From: yunhong jiang <yunhong.jiang@linux.intel.com>
To: Paolo Bonzini <pbonzini@redhat.com>
Cc: kvm@vger.kernel.org, mtosatti@redhat.com, rkrcmar@redhat.com,
kernellwp@gmail.com
Subject: Re: [RFC PATCH V2 4/4] Utilize the vmx preemption timer for tsc deadline timer
Date: Wed, 25 May 2016 15:44:20 -0700 [thread overview]
Message-ID: <20160525154420.2c7fdcd3@jnakajim-build> (raw)
In-Reply-To: <4d3a7b46-f663-92f0-8d3d-d95cf9aa10f2@redhat.com>
On Wed, 25 May 2016 13:52:56 +0200
Paolo Bonzini <pbonzini@redhat.com> wrote:
>
>
> On 25/05/2016 00:27, Yunhong Jiang wrote:
> > From: Yunhong Jiang <yunhong.jiang@gmail.com>
> >
> > Utilizing the VMX preemption timer for tsc deadline timer
> > virtualization. The VMX preemption timer is armed when the vCPU is
> > running, and a VMExit will happen if the virtual TSC deadline timer
> > expires.
> >
> > When the vCPU thread is scheduled out, the tsc deadline timer
> > virtualization will be switched to use the current solution, i.e.

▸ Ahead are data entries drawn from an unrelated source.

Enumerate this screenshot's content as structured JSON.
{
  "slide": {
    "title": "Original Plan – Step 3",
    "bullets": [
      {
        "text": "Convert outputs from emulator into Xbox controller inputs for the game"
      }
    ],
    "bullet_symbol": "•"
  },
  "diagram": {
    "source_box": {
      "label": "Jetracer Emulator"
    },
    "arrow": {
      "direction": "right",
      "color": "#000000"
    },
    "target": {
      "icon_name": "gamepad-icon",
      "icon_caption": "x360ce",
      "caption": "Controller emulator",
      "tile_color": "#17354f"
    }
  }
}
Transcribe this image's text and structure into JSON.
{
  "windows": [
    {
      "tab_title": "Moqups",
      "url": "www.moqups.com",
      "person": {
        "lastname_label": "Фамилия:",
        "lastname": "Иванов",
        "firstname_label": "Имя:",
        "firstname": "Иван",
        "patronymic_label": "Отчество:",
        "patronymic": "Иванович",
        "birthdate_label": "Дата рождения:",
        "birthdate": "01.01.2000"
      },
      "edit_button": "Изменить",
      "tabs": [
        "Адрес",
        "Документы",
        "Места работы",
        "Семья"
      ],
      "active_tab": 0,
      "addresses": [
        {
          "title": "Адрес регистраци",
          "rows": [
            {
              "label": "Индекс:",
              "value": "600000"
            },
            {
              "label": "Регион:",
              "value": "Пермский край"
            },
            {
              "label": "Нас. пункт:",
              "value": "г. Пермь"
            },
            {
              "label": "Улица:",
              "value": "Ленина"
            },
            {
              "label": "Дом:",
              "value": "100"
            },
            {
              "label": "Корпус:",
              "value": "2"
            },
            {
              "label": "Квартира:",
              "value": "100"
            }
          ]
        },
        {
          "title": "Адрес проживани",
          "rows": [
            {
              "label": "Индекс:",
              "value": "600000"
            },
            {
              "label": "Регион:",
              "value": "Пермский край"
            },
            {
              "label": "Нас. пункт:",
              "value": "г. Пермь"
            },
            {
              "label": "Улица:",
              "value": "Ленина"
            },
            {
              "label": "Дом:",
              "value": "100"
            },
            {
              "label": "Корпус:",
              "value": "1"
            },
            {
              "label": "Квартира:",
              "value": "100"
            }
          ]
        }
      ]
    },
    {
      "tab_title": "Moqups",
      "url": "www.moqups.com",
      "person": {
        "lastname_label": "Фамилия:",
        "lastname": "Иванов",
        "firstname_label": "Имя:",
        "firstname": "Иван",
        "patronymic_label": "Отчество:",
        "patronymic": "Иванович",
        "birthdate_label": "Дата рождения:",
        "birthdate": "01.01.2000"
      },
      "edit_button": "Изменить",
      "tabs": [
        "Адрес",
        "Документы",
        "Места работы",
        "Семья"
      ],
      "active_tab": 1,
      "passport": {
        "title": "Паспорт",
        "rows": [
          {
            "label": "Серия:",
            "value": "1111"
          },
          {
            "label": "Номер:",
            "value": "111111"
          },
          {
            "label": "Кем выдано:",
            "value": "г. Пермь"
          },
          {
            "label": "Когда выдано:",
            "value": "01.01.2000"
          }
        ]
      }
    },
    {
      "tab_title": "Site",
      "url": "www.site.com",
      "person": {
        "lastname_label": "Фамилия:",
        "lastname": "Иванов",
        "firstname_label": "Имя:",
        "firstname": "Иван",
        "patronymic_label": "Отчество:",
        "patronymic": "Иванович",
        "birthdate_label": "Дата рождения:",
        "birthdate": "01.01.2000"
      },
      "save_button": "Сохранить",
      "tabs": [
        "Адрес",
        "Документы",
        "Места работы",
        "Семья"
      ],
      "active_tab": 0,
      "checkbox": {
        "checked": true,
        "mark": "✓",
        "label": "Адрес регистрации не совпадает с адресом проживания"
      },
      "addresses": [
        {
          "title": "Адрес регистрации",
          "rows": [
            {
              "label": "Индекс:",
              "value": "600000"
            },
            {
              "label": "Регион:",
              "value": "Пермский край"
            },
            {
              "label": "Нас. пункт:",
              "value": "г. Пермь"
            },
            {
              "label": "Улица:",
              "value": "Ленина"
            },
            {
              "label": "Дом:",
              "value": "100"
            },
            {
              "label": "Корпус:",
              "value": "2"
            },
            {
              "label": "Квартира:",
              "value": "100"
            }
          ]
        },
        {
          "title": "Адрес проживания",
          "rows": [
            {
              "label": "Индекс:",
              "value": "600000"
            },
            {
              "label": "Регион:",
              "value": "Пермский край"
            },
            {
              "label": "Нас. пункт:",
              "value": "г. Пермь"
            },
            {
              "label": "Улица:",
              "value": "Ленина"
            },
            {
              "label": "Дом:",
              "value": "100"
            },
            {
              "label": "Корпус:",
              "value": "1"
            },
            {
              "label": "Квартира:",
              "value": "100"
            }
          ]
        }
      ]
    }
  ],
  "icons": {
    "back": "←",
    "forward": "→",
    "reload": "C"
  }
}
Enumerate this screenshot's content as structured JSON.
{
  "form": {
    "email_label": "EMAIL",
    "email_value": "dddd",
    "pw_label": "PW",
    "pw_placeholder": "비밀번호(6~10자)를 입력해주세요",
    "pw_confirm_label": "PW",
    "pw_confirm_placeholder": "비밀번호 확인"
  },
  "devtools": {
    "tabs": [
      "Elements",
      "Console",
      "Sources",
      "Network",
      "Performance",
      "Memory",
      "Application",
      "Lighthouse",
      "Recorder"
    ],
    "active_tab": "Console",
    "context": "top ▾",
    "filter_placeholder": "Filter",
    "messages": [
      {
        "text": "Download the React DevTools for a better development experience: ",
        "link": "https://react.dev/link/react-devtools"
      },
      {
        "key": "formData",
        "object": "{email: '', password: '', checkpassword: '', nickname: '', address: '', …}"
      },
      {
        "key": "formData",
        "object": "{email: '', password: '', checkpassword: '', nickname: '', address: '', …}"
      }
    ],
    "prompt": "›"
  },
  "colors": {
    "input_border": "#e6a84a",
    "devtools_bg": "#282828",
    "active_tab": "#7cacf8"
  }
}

> > use the timer for it. It's switched back to VMX preemption timer
> > when the vCPU thread is scheduled int.
> >
> > This solution avoids the complex OS's hrtimer system, and also the
> > host timer interrupt handling cost, with a preemption_timer VMexit.
> > It fits well for some NFV usage scenario, when the vCPU is bound to
> > a pCPU and the pCPU is isolated, or some similar scenario.
> >
> > However, it possibly has impact if the vCPU thread is scheduled
> > in/out very frequently, because it switches from/to the hrtimer
> > emulation a lot.
> >
> > Signed-off-by: Yunhong Jiang <yunhong.jiang@intel.com>
> > ---
> > arch/x86/kvm/lapic.c | 97
> > ++++++++++++++++++++++++++++++++++++++++++++++++++--
> > arch/x86/kvm/lapic.h | 11 ++++++ arch/x86/kvm/trace.h | 22
> > ++++++++++++ arch/x86/kvm/vmx.c | 8 +++++
> > arch/x86/kvm/x86.c | 4 +++
> > 5 files changed, 139 insertions(+), 3 deletions(-)
>
> Thanks, this looks very nice.
>
> As I mentioned in my reply to Marcelo, I have some more changes in
> mind to reduce the overhead. This way we can enable it
> unconditionally (on processors that do not have the erratum). In
> particular:
>
> 1) While a virtual machine is scheduled out due to contention, you
> don't care if the timer fires. You can fire the timer immediately
I'm not very sure if this statement applies to all situation, but I can't think
out any exception. So sure, I will work this way.
> after the next vmentry. You only need to set a timer during HLT.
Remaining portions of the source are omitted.